我奋力地紧抿双唇,两手的指甲已经陷入掌心,双眼也用力地闭着,彷佛这样就能舒缓心中连绵不止的痒意,但不时从嘴角泄漏出来的声音,已经充分地出卖我了。

        「还不说?」

        经不住曾芋头一连串的攻击,我举起双手示意投降,就像放弃守城的的城主,轻易地把自己的城池割让给敌军。

        「我说、我说。」

        「早知如此何必当初呢?」曾芋头戳了一下我的脑门,露出胜利的笑容。

        我掏出手机在一连串搜寻後,才找到那张梗图,我把手机萤幕朝向掩藏不住好奇心的曾芋头,一脸无辜说:「我刚刚突然想到这个啊。」

        曾芋头看到那张图的刹那,用尽平生的力气翻了一个白眼给我,大手毫不客气地我往我後脑杓一搧,还附带了一句她万年不变的口头禅。

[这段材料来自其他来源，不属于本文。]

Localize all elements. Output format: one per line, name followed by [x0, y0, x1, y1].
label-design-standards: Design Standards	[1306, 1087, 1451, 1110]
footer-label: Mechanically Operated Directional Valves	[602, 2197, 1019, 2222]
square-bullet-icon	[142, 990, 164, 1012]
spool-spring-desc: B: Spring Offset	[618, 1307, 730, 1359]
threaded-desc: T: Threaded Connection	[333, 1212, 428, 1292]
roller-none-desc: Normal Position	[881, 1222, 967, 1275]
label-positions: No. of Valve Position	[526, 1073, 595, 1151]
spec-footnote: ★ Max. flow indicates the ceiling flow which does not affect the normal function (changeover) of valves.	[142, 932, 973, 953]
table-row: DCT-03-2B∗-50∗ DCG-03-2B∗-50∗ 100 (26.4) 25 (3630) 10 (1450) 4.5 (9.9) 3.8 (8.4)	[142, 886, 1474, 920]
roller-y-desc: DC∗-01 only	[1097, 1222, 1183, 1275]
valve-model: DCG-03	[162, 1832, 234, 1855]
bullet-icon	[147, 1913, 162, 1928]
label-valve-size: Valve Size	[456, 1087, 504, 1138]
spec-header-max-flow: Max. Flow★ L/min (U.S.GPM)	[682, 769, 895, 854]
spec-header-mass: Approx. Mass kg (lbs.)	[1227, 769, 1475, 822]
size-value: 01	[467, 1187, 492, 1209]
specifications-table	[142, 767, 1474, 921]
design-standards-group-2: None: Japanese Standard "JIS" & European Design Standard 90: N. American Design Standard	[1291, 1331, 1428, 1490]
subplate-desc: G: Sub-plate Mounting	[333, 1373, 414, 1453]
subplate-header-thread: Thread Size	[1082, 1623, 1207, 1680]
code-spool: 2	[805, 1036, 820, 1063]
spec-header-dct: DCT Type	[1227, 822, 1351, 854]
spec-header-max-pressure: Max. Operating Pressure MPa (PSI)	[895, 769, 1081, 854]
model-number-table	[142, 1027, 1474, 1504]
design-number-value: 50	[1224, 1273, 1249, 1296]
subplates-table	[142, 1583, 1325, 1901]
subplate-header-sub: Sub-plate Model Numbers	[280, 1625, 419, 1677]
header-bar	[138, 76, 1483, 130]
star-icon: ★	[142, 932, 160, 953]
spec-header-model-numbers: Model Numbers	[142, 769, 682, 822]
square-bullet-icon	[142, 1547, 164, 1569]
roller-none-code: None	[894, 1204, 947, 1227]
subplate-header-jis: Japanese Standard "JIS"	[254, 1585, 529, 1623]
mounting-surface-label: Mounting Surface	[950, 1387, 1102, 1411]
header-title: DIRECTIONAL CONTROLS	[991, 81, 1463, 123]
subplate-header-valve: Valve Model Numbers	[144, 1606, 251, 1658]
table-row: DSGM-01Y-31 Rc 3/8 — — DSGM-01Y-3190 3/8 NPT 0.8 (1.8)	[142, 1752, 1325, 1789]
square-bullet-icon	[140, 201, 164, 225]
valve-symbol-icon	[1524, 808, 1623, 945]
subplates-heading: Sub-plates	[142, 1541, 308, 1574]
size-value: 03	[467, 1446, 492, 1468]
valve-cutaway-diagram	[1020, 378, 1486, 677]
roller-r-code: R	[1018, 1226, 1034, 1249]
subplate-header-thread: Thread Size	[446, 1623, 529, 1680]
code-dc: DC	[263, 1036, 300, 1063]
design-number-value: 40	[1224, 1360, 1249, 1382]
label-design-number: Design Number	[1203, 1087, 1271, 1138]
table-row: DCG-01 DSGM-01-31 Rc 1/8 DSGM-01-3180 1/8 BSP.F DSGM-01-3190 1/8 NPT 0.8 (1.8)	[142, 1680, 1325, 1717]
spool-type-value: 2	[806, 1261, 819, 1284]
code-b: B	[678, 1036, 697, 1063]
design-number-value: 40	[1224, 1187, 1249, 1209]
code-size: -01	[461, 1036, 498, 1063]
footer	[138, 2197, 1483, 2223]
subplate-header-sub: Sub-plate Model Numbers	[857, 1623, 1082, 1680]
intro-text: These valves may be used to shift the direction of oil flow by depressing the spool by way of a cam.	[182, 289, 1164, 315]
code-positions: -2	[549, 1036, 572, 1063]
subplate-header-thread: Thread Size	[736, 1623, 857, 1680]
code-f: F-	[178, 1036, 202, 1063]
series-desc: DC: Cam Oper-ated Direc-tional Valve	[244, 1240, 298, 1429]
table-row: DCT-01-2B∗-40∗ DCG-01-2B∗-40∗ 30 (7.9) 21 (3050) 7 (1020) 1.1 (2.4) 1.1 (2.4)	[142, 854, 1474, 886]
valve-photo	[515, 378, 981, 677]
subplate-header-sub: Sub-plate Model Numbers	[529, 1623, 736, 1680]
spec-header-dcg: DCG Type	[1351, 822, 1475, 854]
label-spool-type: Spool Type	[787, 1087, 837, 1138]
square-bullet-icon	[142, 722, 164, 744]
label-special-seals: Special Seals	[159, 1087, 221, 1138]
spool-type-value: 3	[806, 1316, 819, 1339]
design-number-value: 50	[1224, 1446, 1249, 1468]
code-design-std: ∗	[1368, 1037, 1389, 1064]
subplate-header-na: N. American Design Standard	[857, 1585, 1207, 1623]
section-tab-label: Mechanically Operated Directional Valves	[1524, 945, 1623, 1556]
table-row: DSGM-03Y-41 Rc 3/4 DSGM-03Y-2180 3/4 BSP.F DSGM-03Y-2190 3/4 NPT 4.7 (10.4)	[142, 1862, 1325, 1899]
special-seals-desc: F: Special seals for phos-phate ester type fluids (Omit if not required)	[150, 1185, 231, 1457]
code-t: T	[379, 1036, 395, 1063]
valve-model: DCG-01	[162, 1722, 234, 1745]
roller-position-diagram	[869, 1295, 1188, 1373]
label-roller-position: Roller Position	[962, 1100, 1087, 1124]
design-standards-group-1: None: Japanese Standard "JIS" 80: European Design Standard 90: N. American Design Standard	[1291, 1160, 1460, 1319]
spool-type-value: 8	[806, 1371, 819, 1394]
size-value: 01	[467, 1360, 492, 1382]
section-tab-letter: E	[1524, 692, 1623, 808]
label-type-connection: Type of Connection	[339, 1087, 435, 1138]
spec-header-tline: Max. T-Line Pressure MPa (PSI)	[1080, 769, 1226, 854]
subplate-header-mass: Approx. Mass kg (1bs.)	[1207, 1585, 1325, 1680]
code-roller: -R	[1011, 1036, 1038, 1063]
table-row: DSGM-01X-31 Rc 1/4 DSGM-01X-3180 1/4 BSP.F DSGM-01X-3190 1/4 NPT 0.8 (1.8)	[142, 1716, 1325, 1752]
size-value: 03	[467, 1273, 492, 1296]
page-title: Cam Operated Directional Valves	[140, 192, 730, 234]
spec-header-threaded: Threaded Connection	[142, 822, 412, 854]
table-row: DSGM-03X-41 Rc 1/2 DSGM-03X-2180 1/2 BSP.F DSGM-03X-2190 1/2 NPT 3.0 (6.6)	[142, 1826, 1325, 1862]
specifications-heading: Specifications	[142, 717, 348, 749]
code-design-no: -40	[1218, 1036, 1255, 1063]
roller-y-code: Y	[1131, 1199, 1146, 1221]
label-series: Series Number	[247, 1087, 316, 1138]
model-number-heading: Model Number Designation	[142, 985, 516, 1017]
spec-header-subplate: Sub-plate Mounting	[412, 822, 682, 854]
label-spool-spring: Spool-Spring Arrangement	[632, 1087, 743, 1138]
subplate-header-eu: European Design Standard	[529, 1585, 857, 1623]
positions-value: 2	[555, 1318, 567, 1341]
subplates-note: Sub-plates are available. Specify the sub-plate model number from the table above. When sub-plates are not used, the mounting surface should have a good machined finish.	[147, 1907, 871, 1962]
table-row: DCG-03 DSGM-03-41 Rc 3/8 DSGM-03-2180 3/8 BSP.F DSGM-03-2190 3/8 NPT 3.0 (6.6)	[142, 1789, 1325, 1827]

        「白痴喔。」这一声肯定被所有人听到了,我心想。

        藉着曾芋头那一掌,我让自己的脑袋刻意地晃了几下,再摀住「伤处」一脸委屈地看着曾芋头。「很痛!」我用夸张的嘴型强调,但不忘降低音量。

        「别装了,如果你真的脑震荡,天就要下红雨了。」曾芋头摆摆手,继续看着窗外的车水马龙。